Один из приближённых графа Дураццо, танцовщик, хореограф и хронист Филипп Гумпенхубер (1706–1770), оставил бесценный рукописный памятник — подробную роспись всех придворных венских спектаклей, концертов и зрелищ за пять лет, 1758–1763. Эти тома хранятся в Австрийской национальной библиотеке и в настоящее время частично доступны для изучения онлайн[55]. Благодаря добросовестной скрупулёзности Гумпенхубера мы знаем практически поимённый состав всех участников премьеры «Орфея», а не только трёх солистов, которыми были кастрат-альт Гаэтано Гуаданьи (Орфей) и два сопрано, Марианна Бьянки (Эвридика) и Лючия Клаверо (Амур). Хор состоял из семи певиц и двенадцати певцов; оркестр был усилен дополнительно приглашёнными музыкантами (в их числе — арфист, два исполнителя на корнете, два тромбониста, два трубача и литаврист). В оперу были введены четыре балетных эпизода, поставленные Анджолини в новой пантомимической манере. В первом акте действовали пастухи, нимфы, бог брака Гименей и четыре амурчика (их танцевали дети). Во втором акте — адские духи (сплошь мужчины) и блаженные тени (здесь к танцовщикам присоединялись дамы). Как записал Гумпенхубер, «идея этого балета взята из VI книги Вергилия, касающейся Эври-дики». Подразумевалась шестая песня поэмы «Энеида», в которой описывалось нисхождение Энея в Аид, к тени своего отца Анхиза. Пройдя, как и Орфей, мимо фурий (эвменид), Эней попадает в чудесный Элизиум:
Наконец, в третьем акте в заключительном балете участвовали «герои и героини вместе с Амуром» (вероятно, подразумевались персонажи из античных преданий), а также дети-амурчики, присутствовавшие в первом акте[57]. Все эти балеты органически вплетались в сюжет, и многие из них сопровождались пением, как это было в древности в греческой трагедии, а в XVIII веке — во французской опере.

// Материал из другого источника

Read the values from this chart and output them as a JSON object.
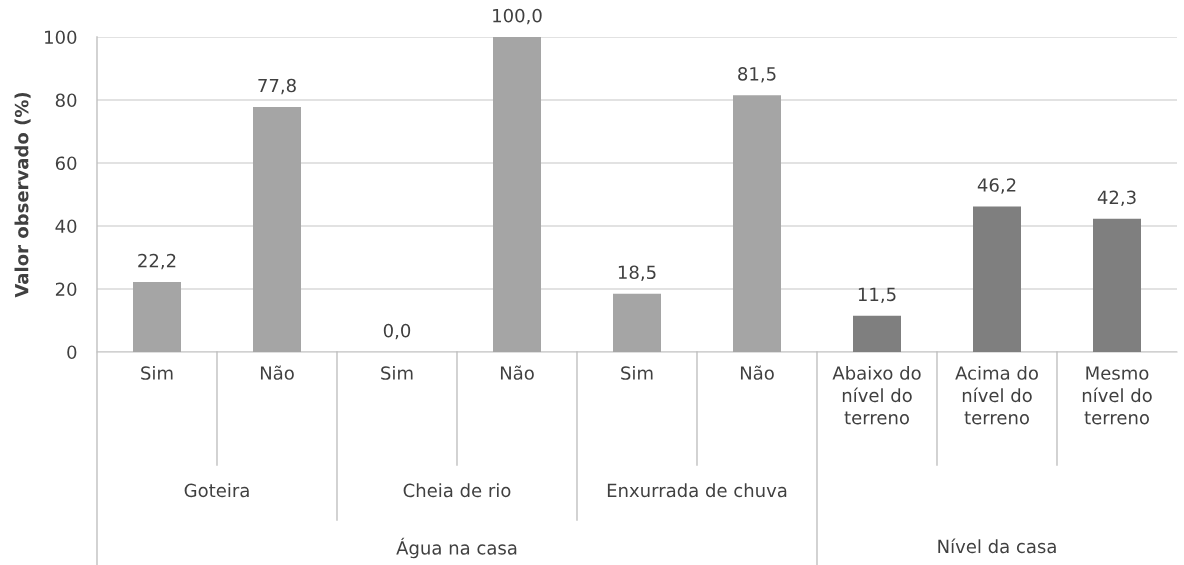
{
  "chart_data": {
    "type": "bar",
    "ylabel": "Valor observado (%)",
    "categories": [
      "Sim",
      "Não",
      "Sim",
      "Não",
      "Sim",
      "Não",
      "Abaixo do\nnível do\nterreno",
      "Acima do\nnível do\nterreno",
      "Mesmo\nnível do\nterreno"
    ],
    "values": [
      22.2,
      77.8,
      0.0,
      100.0,
      18.5,
      81.5,
      11.5,
      46.2,
      42.3
    ],
    "value_labels": [
      "22,2",
      "77,8",
      "0,0",
      "100,0",
      "18,5",
      "81,5",
      "11,5",
      "46,2",
      "42,3"
    ],
    "colors": [
      "#a5a5a5",
      "#a5a5a5",
      "#a5a5a5",
      "#a5a5a5",
      "#a5a5a5",
      "#a5a5a5",
      "#7f7f7f",
      "#7f7f7f",
      "#7f7f7f"
    ],
    "ylim": [
      0,
      100
    ],
    "yticks": [
      0,
      20,
      40,
      60,
      80,
      100
    ],
    "grid": "y",
    "annotations": [
      "Goteira",
      "Cheia de rio",
      "Enxurrada de chuva",
      "Água na casa",
      "Nível da casa"
    ]
  }
}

Апелляция к духу античной поэзии и греческой трагедии — любимая идея всех создателей и реформаторов музыкальной драмы, от флорентийских интеллектуалов конца XVI века до композиторов XX века, творивших в разных странах и в разных манерах. Другой вопрос, что именно каждая эпоха и каждый художник видит в античности. В XX веке возобладала трагическая концепция, выявлявшая прямые параллели между архаикой и современностью: и там, и там царит жестокость, порой совершенно иррациональная, и подвергаемый самым страшным испытаниям человек должен искать опору лишь в самом себе, не полагаясь на милость слепой судьбы и благосклонность богов.

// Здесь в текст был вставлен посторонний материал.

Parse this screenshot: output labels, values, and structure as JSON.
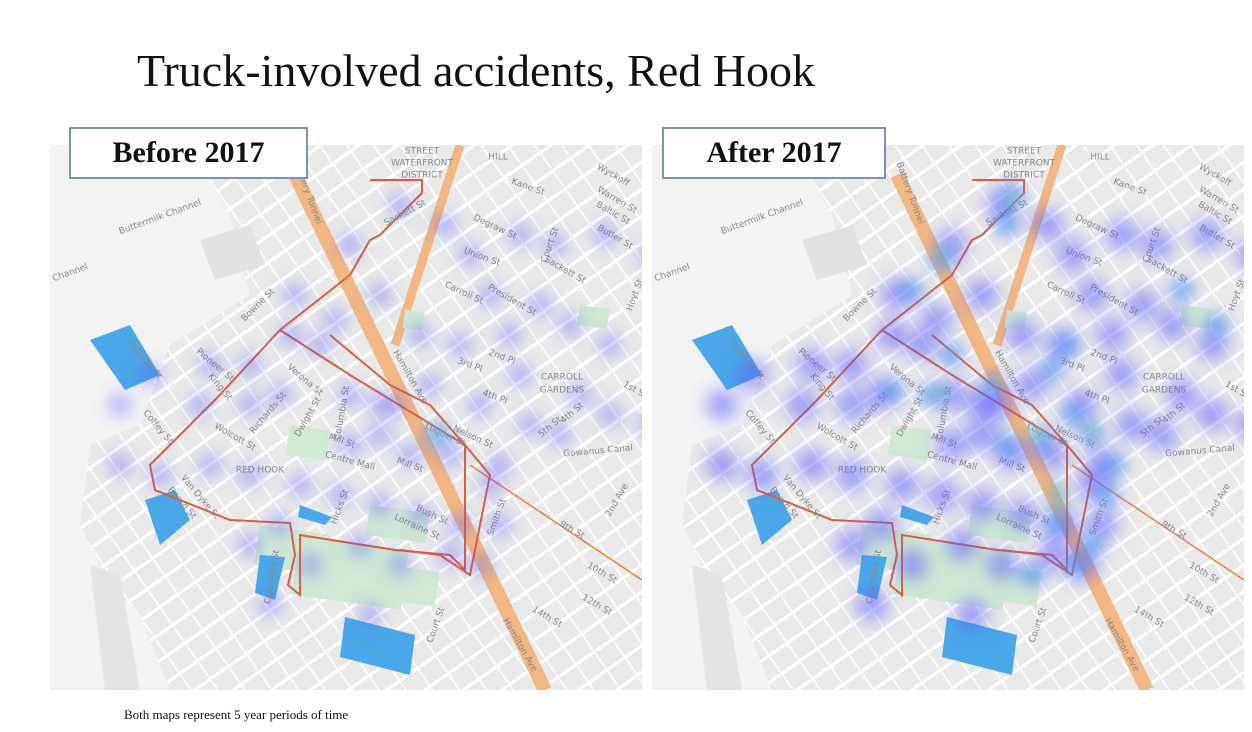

В XVIII веке античность, в том числе архаическая, мыслилась совершенно иначе. Европейские интеллектуалы только-только начали с восторгом открывать для себя подлинное искусство Древней Греции и Рима (прежде всего Рима, поскольку Греция находилась под турецким владычеством). Тексты великих поэтов и драматургов прошлого были давно известны и переведены на все важные европейские языки (некоторые — даже на русский), но храмовую архитектуру, рельефы, статуи, фрески, мозаики, вазы — всё это требовалось изучать большей частью на месте, да и там далеко не в желаемом количестве. О подлинном искусстве античной Греции нередко приходилось судить либо по римским копиям знаменитых статуй, либо по отрывочным изображениям, либо по случайно обнаруженным и не всегда первостепенно важным памятникам. Никакие туристические группы не ездили полюбоваться руинами Парфенона в Афинах, театром в Эпидавре, святилищем в Дельфах и другими знаменитыми памятниками материковой Эллады: при турецком владычестве, повлекшем за собой обнищание и ожесточение нравов местного населения, такое путешествие было попросту опасным для жизни. Ещё не были раскопаны Помпеи, погребённые под пеплом Везувия, ещё не явилась из-под земли Венера Милосская, ещё не были извлечены на свет многие скульптуры, мозаики, вазы, которыми ныне любуются посетители знаменитых музеев мира. Тем больший восторг вызывало в XVIII веке каждое подобное открытие, и это неизбежно вело к идеализации античности, в которой многие начали видеть «утраченный рай» человечества.